By Kristine “Aster” Medina, Editor-in-Chief

As collegiate sisters start classes for fall semester, we also have alumnae who go back to school at the head of their classes to educate a group of individuals. For this Sister Spotlight series, we feature sisters who teach as a profession.

In part 2 of the teacher appreciation series, we feature Unique “Heroic” Stanley, a University of North Carolina at Charlotte alumna. She currently lives and teaches English at a private school in South Korea.



Unique “Heroic” Stanley

What do you teach?

I actually teach English to Korean students here in South Korea. However, it is not the typical English lesson that you would expect. I teach various skills that students can use in order to help them take their English tests. We go over reading skills (how to find the main idea, the topic, definitions of words, pronouns, and so forth), listening skills (how to listen for the topic, the key details, how to take notes, how to answer inference, prediction, and purpose questions), and speaking/writing skills (how to come up with and tell a story based on images, express opinions on topics, or explain a specific topic, and even how to write professional emails). It’s a lot, and I teach three hour classes to a range of students.

What does a typical day look like during the school year?
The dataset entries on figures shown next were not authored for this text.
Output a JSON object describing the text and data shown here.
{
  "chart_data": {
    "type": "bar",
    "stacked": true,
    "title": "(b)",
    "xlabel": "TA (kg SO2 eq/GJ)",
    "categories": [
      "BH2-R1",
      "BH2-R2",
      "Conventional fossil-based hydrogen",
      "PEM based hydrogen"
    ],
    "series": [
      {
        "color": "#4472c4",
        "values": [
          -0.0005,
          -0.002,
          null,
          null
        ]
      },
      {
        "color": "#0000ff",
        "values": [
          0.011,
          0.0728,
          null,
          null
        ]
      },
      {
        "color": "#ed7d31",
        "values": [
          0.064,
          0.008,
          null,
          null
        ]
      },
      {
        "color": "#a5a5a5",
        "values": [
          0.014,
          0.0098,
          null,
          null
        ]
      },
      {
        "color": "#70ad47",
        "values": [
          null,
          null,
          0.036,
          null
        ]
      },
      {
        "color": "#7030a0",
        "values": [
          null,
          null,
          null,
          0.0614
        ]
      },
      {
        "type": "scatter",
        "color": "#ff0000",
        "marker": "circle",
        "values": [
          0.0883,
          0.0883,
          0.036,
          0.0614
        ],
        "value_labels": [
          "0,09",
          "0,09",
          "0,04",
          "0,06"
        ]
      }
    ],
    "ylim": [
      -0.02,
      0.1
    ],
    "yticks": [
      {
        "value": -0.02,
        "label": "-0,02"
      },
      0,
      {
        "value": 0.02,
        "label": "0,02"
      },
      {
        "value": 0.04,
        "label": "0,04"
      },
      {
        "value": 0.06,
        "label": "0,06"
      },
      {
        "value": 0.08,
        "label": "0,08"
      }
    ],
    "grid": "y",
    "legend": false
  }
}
I work at a private English academy (a Hagwon), and I begin work Mondays, Wednesdays, and Fridays at 3 p.m.. Each hour, I teach the equivalent of pre-K and kindergarten students. Four classes. One hour each. I come in about two hours early since the lessons can only be prepared through the school’s network. For certain classes (because I teach different lessons), I prepare a reading lesson, where we critically think about what we have read, and in the last 20 minutes, we practice skills for acting out scripts (because Friday is recording day). For other classes, I go over speaking and writing. We analyze pictures, predict what the dialogue is about, and then, we find answers. We then create our own scripts and perform them. In one class, we draw connections between pictures, talk phonetics, and play games related to the lesson.

On Tuesdays and Thursdays, I teach two, three-hour classes per day. One class is elementary (4 p.m. to 7 p.m.), and the next is middle school (7 p.m. to 10 p.m.). I am lucky this term because the classes and the lessons are on the same level. Once I prepare for the elementary class, I am well-prepped for the middle school class. Tuesday is C1 day. We go over reading, writing, and listening/speaking skills. C2 days (on odd weeks) are discussion based, where we talk about varying topics. So far, we’ve talked about “tiger moms,” and the students know all about them. On even weeks (on C2 day), we work on projects based upon the previous C2 lesson (next week, it will be a group project about “tiger moms” and comparing them to another type of parenting style).

It can all be fairly confusing, but once we get the hang of it, the lessons run smoothly.

Tell us a memorable story about working with your students.

There are quite a few, but one of my favorites occurred in my middle school class last term. We were about to end the second hour and slowly transition into the third hour (for projects). Somehow, I went on a minor spazzing/rant about Steven Yeun (from The Walking Dead) about how he is so handsome and amazing! I guess I must have spazzed about him too much because my students, a group of girls for their project, made a comic strip about me fawning over Steven Yeun.

In one scene, someone drew me at the front saying, “So, the lesson today is about the most handsome man ever, Steven YOON.” They spelled his last name wrong. The second picture had their reactions (“Nooo, teacher…”), the third picture, which let me know they had been listening to me, showed me pointing to the board and various points about why Steven Yeun was the best. The last picture had me asking them if he was handsome. They wrote out, “Okay, okay! He is handsome, Teacher!” It was so awesome!

What advice would you give sisters going into education?

I would say do it because you love it! Teaching is not easy. I have yet to see how teaching in America is, but I am sure it is no different. Some children may not be as motivated to be there, and you have to be prepared for it. They will mimic your energy. If you are positive and vibrant, they have no other choice but to be. Even if the lesson you are teaching is BLAH, you can make it the most interesting topic ever. Your students will pay attention. Just remain positive, and be prepared for anything to happen in the classroom.

I love teaching here in South Korea, but, of course, my passion is to come back home and be able to teach for low-income communities. I definitely have a passion for helping others and hope that I can eventually change the world one student and one classroom at a time!